- Born: 28 September 1738 Sorau, Holy Roman Empire
- Died: 24 September 1818 (aged 79) Erlangen, Kingdom of Prussia
- Education: Martin Luther University of Halle-Wittenberg University of Halle
- Scientific career
- Fields: Physics
- Workplaces: University of Erlangen-Nuremberg

= Friedrich von Wendt =

German physician (1738–1818)

Friedrich von Wendt (28 September 1738 – 24 September 1818) was a German physician.

Born in Sorau, von Wendt studied medicine at the Universities of Halle and Göttingen, earning his doctorate at the latter institution in 1762. Following graduation he successively worked as a physician in the town of Genthin, served as a Stadtphysicus in Pless (Upper Silesia) and was a personal physician to the Prince of Anhalt. In 1778 he was appointed professor of medicine at the University of Erlangen, where he founded a clinical institute later the same year.
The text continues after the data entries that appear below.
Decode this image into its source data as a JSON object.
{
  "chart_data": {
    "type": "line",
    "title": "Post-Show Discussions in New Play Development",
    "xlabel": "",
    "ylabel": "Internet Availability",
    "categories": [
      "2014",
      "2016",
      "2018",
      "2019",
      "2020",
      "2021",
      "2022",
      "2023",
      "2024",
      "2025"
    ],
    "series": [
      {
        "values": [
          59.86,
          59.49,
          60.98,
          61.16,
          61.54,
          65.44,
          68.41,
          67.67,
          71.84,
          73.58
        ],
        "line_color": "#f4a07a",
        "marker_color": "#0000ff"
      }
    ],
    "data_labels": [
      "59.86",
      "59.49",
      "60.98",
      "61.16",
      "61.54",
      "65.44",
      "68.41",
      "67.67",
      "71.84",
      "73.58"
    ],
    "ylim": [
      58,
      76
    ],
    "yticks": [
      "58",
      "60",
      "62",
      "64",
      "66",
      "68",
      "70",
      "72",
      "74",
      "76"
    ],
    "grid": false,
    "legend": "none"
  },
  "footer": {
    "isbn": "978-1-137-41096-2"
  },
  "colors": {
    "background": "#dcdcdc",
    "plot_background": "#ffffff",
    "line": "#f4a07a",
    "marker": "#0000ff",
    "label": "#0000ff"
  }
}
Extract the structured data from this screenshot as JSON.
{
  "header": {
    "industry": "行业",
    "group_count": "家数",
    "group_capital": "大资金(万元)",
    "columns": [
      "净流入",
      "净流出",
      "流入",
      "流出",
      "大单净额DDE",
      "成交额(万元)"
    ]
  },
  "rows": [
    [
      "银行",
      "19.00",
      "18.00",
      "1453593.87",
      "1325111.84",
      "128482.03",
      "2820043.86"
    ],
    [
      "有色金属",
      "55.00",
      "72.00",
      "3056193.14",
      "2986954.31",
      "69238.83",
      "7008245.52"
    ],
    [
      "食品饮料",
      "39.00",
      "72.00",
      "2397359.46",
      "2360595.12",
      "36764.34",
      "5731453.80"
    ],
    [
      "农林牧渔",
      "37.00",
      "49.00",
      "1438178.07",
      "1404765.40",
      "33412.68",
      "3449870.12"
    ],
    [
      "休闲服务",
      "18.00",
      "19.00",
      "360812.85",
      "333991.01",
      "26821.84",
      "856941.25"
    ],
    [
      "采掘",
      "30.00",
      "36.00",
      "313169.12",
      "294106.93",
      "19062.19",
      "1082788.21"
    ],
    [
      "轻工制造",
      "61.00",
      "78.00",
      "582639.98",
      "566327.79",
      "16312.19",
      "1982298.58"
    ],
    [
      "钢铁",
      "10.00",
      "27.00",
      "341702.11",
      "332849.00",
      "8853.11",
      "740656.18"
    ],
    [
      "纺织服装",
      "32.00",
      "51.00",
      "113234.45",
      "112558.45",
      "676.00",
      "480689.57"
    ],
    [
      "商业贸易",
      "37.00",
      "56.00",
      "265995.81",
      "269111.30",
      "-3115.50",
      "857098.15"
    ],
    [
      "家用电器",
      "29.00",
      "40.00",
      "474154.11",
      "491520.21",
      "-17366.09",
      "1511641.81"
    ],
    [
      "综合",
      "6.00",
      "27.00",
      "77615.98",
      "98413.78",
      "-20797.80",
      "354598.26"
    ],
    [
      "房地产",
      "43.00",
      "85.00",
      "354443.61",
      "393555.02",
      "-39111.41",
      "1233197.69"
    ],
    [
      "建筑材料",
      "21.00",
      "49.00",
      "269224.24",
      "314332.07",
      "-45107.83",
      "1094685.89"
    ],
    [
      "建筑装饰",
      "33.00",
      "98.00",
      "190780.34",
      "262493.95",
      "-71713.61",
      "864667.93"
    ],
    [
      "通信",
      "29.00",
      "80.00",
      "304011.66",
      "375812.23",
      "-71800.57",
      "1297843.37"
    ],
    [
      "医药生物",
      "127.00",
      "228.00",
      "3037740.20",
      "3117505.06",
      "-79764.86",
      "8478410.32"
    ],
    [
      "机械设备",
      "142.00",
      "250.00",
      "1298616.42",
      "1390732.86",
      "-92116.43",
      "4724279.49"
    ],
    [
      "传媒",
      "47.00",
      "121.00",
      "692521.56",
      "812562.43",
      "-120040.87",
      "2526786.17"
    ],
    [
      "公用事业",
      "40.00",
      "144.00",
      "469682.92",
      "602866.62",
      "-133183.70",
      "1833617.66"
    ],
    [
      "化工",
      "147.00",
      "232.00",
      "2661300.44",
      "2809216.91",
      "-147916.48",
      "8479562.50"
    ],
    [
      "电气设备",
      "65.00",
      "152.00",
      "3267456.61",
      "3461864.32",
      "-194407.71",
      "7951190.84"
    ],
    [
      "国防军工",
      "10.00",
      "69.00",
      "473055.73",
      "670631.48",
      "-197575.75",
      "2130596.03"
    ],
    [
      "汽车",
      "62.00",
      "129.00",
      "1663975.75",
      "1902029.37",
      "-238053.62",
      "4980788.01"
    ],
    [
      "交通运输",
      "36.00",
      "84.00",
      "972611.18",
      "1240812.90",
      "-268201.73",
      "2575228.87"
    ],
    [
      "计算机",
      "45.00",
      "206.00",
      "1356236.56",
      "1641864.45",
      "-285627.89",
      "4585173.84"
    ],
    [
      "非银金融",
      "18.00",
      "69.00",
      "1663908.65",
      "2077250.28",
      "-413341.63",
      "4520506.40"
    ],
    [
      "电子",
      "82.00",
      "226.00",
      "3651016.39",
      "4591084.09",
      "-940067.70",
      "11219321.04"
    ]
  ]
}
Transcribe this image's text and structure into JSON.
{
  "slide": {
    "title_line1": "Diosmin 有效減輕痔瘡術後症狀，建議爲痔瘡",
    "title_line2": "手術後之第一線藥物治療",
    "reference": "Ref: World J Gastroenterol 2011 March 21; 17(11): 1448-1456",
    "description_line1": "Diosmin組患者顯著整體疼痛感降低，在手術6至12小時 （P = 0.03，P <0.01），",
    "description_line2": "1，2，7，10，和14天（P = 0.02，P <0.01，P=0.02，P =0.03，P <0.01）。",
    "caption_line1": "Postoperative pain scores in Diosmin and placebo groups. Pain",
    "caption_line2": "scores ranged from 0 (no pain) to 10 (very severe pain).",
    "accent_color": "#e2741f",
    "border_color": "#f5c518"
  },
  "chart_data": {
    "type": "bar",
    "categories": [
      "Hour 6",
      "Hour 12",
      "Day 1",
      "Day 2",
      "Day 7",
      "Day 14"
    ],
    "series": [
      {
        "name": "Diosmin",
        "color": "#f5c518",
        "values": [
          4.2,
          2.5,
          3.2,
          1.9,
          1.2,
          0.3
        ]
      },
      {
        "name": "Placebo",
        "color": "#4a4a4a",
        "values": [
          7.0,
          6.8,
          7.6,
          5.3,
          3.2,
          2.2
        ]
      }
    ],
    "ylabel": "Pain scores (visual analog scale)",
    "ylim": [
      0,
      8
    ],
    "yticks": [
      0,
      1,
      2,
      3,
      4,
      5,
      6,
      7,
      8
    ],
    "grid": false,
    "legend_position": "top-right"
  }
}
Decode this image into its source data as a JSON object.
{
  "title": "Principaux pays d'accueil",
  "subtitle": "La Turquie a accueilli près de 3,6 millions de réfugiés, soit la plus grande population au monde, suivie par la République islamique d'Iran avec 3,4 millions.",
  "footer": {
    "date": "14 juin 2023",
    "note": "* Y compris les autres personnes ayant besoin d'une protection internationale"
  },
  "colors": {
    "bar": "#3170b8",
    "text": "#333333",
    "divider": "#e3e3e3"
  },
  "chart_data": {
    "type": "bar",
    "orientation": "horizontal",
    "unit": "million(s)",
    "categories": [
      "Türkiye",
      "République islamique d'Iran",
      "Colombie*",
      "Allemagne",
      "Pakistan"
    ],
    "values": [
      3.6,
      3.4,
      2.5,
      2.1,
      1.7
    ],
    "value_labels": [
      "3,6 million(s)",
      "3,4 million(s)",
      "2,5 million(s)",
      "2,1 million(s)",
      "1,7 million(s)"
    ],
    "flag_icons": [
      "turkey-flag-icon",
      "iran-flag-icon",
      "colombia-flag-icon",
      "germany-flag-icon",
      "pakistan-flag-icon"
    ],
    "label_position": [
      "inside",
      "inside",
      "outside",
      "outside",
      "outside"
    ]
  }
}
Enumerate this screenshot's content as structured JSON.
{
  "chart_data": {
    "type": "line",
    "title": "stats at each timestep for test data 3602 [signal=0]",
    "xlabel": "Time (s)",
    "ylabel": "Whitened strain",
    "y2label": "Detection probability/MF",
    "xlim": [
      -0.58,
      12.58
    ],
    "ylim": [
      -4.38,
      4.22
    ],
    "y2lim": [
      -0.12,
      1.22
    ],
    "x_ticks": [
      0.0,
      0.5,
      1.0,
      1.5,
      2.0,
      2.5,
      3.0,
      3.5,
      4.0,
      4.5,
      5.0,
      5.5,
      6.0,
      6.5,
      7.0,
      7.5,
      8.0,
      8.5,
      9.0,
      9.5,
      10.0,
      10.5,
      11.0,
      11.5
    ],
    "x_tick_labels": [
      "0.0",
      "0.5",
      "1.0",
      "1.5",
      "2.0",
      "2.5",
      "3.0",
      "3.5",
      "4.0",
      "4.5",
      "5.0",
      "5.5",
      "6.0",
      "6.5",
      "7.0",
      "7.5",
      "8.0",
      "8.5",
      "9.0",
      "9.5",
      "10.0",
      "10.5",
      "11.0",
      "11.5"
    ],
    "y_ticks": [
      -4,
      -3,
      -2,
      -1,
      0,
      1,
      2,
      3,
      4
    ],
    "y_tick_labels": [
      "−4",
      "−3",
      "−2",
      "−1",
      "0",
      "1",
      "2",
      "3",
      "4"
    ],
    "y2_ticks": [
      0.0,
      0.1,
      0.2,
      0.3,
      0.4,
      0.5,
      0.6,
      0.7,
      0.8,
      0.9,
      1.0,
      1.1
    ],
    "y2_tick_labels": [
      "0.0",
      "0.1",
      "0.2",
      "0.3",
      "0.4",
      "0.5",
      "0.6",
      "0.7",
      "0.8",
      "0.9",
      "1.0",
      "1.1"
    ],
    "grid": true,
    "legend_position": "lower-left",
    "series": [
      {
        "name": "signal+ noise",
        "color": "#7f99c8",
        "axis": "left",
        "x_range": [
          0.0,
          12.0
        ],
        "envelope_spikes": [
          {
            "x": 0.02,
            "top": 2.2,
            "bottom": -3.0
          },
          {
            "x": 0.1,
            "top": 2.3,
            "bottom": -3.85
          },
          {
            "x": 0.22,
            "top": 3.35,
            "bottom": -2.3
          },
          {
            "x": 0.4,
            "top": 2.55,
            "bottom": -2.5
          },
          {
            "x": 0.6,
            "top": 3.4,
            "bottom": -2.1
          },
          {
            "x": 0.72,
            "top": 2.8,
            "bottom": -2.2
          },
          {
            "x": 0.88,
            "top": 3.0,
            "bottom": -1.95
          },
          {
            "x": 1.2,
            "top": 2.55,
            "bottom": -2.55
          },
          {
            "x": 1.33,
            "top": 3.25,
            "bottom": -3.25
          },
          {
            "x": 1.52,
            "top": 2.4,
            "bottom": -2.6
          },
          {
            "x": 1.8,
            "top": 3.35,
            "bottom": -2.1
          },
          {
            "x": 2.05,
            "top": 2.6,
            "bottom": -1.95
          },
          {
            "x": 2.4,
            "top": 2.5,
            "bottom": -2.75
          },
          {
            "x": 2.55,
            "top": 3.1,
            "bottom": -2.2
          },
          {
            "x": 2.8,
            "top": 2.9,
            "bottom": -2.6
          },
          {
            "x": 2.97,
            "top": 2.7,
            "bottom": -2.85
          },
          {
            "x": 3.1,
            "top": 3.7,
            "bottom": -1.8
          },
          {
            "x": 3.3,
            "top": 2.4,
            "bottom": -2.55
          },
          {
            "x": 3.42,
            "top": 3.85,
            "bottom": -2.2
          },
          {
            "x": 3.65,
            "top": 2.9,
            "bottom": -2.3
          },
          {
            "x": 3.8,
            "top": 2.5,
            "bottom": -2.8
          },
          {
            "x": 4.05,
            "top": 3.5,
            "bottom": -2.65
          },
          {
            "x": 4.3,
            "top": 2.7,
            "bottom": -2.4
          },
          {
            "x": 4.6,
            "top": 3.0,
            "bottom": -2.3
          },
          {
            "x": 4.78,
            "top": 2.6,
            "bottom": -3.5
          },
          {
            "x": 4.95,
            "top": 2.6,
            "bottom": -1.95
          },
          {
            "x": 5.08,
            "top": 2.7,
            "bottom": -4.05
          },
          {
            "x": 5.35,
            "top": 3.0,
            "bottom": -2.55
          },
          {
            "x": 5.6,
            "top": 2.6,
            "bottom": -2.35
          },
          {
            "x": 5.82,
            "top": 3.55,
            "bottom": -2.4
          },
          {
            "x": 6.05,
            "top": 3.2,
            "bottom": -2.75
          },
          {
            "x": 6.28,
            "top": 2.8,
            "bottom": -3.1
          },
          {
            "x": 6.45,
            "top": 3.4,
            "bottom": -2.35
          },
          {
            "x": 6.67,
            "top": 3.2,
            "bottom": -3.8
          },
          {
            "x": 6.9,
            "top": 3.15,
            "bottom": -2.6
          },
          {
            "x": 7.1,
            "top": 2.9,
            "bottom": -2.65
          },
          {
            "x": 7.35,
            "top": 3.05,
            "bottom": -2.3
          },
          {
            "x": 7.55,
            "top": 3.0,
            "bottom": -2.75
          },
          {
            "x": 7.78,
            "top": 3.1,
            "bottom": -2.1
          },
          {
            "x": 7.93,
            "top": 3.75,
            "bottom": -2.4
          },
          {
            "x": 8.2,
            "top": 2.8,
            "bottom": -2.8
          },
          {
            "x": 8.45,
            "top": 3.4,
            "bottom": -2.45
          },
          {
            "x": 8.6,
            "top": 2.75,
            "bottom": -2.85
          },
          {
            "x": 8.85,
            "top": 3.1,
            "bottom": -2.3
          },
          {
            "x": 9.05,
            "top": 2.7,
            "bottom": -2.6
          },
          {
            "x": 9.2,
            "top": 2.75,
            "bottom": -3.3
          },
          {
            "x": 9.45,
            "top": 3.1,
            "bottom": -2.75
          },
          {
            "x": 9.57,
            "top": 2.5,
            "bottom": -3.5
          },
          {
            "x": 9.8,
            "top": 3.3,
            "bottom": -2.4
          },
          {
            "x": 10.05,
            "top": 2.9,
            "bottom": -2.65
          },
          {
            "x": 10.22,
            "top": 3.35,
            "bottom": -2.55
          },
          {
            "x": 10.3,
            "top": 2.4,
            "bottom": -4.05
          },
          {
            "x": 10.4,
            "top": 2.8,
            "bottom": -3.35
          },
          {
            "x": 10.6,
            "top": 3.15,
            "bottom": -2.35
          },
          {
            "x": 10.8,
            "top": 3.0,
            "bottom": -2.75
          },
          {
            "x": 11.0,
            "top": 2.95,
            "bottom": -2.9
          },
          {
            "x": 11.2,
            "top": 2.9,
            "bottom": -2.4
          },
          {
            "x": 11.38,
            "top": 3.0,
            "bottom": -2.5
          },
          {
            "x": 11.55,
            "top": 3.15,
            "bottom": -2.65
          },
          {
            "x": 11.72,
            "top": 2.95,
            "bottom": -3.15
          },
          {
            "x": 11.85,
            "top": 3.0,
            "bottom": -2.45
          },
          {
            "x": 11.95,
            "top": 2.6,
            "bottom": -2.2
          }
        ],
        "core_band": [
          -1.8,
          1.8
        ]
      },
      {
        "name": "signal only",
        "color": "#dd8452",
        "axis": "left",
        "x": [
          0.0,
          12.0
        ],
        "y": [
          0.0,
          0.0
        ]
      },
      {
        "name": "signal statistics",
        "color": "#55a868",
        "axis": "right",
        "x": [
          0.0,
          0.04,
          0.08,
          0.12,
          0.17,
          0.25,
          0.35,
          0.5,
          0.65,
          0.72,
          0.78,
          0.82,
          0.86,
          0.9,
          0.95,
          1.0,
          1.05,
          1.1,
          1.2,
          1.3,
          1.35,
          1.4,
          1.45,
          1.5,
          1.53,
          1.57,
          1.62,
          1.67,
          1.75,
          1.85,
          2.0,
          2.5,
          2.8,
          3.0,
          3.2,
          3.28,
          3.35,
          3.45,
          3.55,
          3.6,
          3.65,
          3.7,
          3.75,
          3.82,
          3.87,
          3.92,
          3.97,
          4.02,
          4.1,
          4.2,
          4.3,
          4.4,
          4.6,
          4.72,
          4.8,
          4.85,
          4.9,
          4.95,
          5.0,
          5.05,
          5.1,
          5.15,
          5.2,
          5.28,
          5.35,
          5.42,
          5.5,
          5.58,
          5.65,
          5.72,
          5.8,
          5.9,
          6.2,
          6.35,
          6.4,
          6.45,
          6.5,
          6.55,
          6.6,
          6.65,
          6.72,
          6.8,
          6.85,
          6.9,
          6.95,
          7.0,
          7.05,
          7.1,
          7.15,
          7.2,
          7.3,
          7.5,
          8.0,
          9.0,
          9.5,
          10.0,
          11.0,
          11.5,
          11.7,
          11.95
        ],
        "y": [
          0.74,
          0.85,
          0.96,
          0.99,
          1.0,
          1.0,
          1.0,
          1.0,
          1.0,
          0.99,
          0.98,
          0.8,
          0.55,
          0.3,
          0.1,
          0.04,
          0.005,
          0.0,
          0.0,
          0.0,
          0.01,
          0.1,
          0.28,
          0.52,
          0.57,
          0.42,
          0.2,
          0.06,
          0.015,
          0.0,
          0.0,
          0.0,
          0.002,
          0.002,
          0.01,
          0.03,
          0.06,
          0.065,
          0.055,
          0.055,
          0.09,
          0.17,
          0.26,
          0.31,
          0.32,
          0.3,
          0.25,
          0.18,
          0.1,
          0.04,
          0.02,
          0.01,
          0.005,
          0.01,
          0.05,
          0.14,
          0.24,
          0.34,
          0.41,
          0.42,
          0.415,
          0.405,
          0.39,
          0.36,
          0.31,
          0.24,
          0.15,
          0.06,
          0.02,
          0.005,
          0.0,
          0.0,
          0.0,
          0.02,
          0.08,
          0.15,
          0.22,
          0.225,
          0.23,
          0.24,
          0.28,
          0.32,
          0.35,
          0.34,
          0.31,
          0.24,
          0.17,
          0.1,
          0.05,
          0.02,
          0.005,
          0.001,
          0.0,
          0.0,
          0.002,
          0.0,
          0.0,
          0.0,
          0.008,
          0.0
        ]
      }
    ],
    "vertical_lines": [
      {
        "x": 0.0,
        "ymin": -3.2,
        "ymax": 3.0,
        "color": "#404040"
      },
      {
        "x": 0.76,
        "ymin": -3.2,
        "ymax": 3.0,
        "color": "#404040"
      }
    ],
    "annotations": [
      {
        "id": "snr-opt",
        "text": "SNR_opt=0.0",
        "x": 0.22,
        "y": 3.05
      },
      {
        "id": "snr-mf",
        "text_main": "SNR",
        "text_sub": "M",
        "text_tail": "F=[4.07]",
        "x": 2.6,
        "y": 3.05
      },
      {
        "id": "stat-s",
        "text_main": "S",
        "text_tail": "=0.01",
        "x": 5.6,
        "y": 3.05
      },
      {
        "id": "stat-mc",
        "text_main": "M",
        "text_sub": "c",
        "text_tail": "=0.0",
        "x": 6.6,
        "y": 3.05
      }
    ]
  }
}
In 1808–09 he published the journal Annalen des Klinischen Instituts auf der Akademie zu Erlangen. From 1811 to 1818 he was president of the Deutsche Akademie der Naturforscher Leopoldina.

Von Wendt died in Erlangen in 1818.

== Selected published works ==
- "Historia tracheotomiae nuperrime administratae", 1774.
- "De febribus remittentibus semestris hiberni ann. MDCCXCV-XCVI commentatio", 1796.
- "Formvlae Medicamentorvm in Institvto Clinico Erlangensi Vsitatorum", 1807.